We’ll show you how to generate a readable and easily maintainable Python script that fetches data from twilio’s API and loads it into Iceberg, DataFrames, files, or a database of your choice. Here are some of the endpoints you can load:

  • Accounts: Access and manage Twilio accounts.
  • Calls: Manage and retrieve information about calls.
  • Messages: Send and receive SMS and MMS messages.
  • Conferences: Handle call conferences and participants.
  • Conversations: Manage real-time messaging and participants.

You will then debug the Twilio pipeline using our Pipeline Dashboard tool to ensure it is copying the data correctly, before building a Notebook to explore your data and build reports.

Setup & steps to follow

💡

Before getting started, let's make sure Cursor is set up correctly:

Now you're ready to get started!

  1. ⚙️ Set up dlt Workspace

    Install dlt with duckdb support:

    pip install dlt[workspace]

    Initialize a dlt pipeline with Twilio support.

    dlt init dlthub:twilio duckdb

    The init command will setup the necessary files and folders for the next step.

  2. 🤠 Start LLM-assisted coding

    Here’s a prompt to get you started:

    Prompt
    Please generate a REST API Source for Twilio API, as specified in @twilio-docs.yaml Start with endpoints "accounts" and "calls" and skip incremental loading for now. Place the code in twilio_pipeline.py and name the pipeline twilio_pipeline. If the file exists, use it as a starting point. Do not add or modify any other files. Use @dlt rest api as a tutorial. After adding the endpoints, allow the user to run the pipeline with python twilio_pipeline.py and await further instructions.
  3. 🔒 Set up credentials

    Twilio uses HTTP Basic authentication, requiring an Account SID and Auth Token to authenticate requests.

    To get the appropriate API keys, please visit the original source at https://www.twilio.com/. If you want to protect your environment secrets in a production environment, look into setting up credentials with dlt.

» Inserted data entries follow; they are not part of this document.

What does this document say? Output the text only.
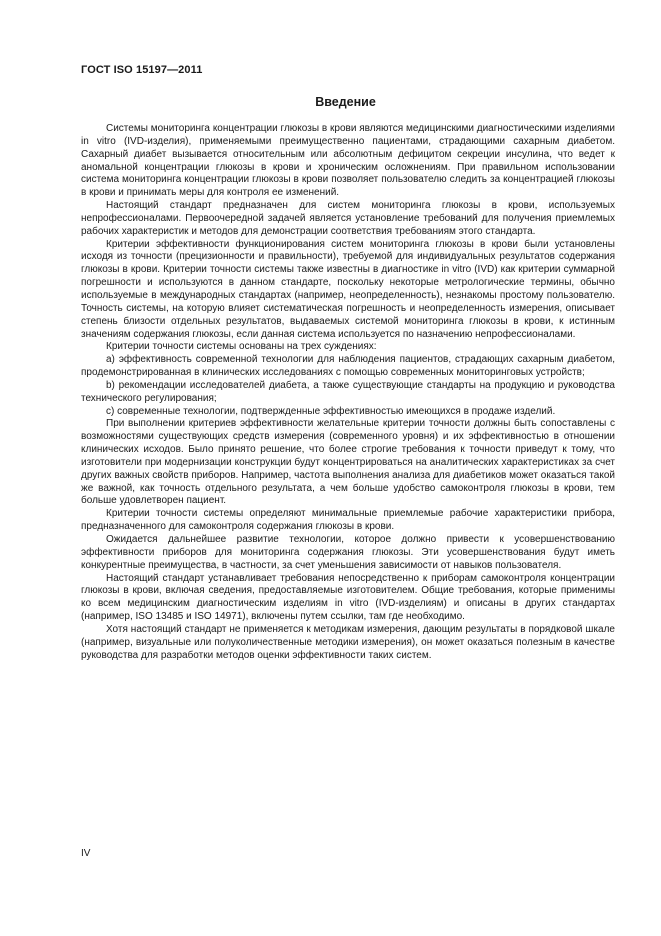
ГОСТ ISO 15197—2011
Введение

Системы мониторинга концентрации глюкозы в крови являются медицинскими диагностическими изделиями in vitro (IVD-изделия), применяемыми преимущественно пациентами, страдающими сахарным диабетом. Сахарный диабет вызывается относительным или абсолютным дефицитом секреции инсулина, что ведет к аномальной концентрации глюкозы в крови и хроническим осложнениям. При правильном использовании система мониторинга концентрации глюкозы в крови позволяет пользователю следить за концентрацией глюкозы в крови и принимать меры для контроля ее изменений.

Настоящий стандарт предназначен для систем мониторинга глюкозы в крови, используемых непрофессионалами. Первоочередной задачей является установление требований для получения приемлемых рабочих характеристик и методов для демонстрации соответствия требованиям этого стандарта.

Критерии эффективности функционирования систем мониторинга глюкозы в крови были установлены исходя из точности (прецизионности и правильности), требуемой для индивидуальных результатов содержания глюкозы в крови. Критерии точности системы также известны в диагностике in vitro (IVD) как критерии суммарной погрешности и используются в данном стандарте, поскольку некоторые метрологические термины, обычно используемые в международных стандартах (например, неопределенность), незнакомы простому пользователю. Точность системы, на которую влияет систематическая погрешность и неопределенность измерения, описывает степень близости отдельных результатов, выдаваемых системой мониторинга глюкозы в крови, к истинным значениям содержания глюкозы, если данная система используется по назначению непрофессионалами.

Критерии точности системы основаны на трех суждениях:

a) эффективность современной технологии для наблюдения пациентов, страдающих сахарным диабетом, продемонстрированная в клинических исследованиях с помощью современных мониторинговых устройств;

b) рекомендации исследователей диабета, а также существующие стандарты на продукцию и руководства технического регулирования;

c) современные технологии, подтвержденные эффективностью имеющихся в продаже изделий.

При выполнении критериев эффективности желательные критерии точности должны быть сопоставлены с возможностями существующих средств измерения (современного уровня) и их эффективностью в отношении клинических исходов. Было принято решение, что более строгие требования к точности приведут к тому, что изготовители при модернизации конструкции будут концентрироваться на аналитических характеристиках за счет других важных свойств приборов. Например, частота выполнения анализа для диабетиков может оказаться такой же важной, как точность отдельного результата, а чем больше удобство самоконтроля глюкозы в крови, тем больше удовлетворен пациент.

Критерии точности системы определяют минимальные приемлемые рабочие характеристики прибора, предназначенного для самоконтроля содержания глюкозы в крови.

Ожидается дальнейшее развитие технологии, которое должно привести к усовершенствованию эффективности приборов для мониторинга содержания глюкозы. Эти усовершенствования будут иметь конкурентные преимущества, в частности, за счет уменьшения зависимости от навыков пользователя.

Настоящий стандарт устанавливает требования непосредственно к приборам самоконтроля концентрации глюкозы в крови, включая сведения, предоставляемые изготовителем. Общие требования, которые применимы ко всем медицинским диагностическим изделиям in vitro (IVD-изделиям) и описаны в других стандартах (например, ISO 13485 и ISO 14971), включены путем ссылки, там где необходимо.

Хотя настоящий стандарт не применяется к методикам измерения, дающим результаты в порядковой шкале (например, визуальные или полуколичественные методики измерения), он может оказаться полезным в качестве руководства для разработки методов оценки эффективности таких систем.

IV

  4. 🏃‍♀️ Run the pipeline in the Python terminal in Cursor

    python twilio_pipeline.py

    If your pipeline runs correctly, you’ll see something like the following:

    Pipeline twilio load step completed in 0.26 seconds 1 load package(s) were loaded to destination duckdb and into dataset twilio_data The duckdb destination used duckdb:/twilio.duckdb location to store data Load package 1749667187.541553 is LOADED and contains no failed jobs
  5. 📈 Debug your pipeline and data with the Pipeline Dashboard

    Now that you have a running pipeline, you need to make sure it’s correct, so you do not introduce silent failures like misconfigured pagination or incremental loading errors. By launching the dlt Workspace Pipeline Dashboard, you can see various information about the pipeline to enable you to test it. Here you can see:

    • Pipeline overview: State, load metrics
    • Data’s schema: tables, columns, types, hints
    • You can query the data itself
    dlt pipeline twilio_pipeline show --dashboard
  6. 🐍 Build a Notebook with data explorations and reports

    With the pipeline and data partially validated, you can continue with custom data explorations and reports. To get started, paste the snippet below into a new marimo Notebook and ask your LLM to go from there. Jupyter Notebooks and regular Python scripts are supported as well.

    import dlt data = dlt.pipeline("twilio_pipeline").dataset() # get "accounts" table as Pandas frame data.accounts.df().head()

Running into errors?

Be aware that Twilio's endpoints may have rate limits, and it's important to handle errors such as '401 Unauthorized' and '429 Too Many Requests' properly. Implementing exponential backoff for rate limits is recommended.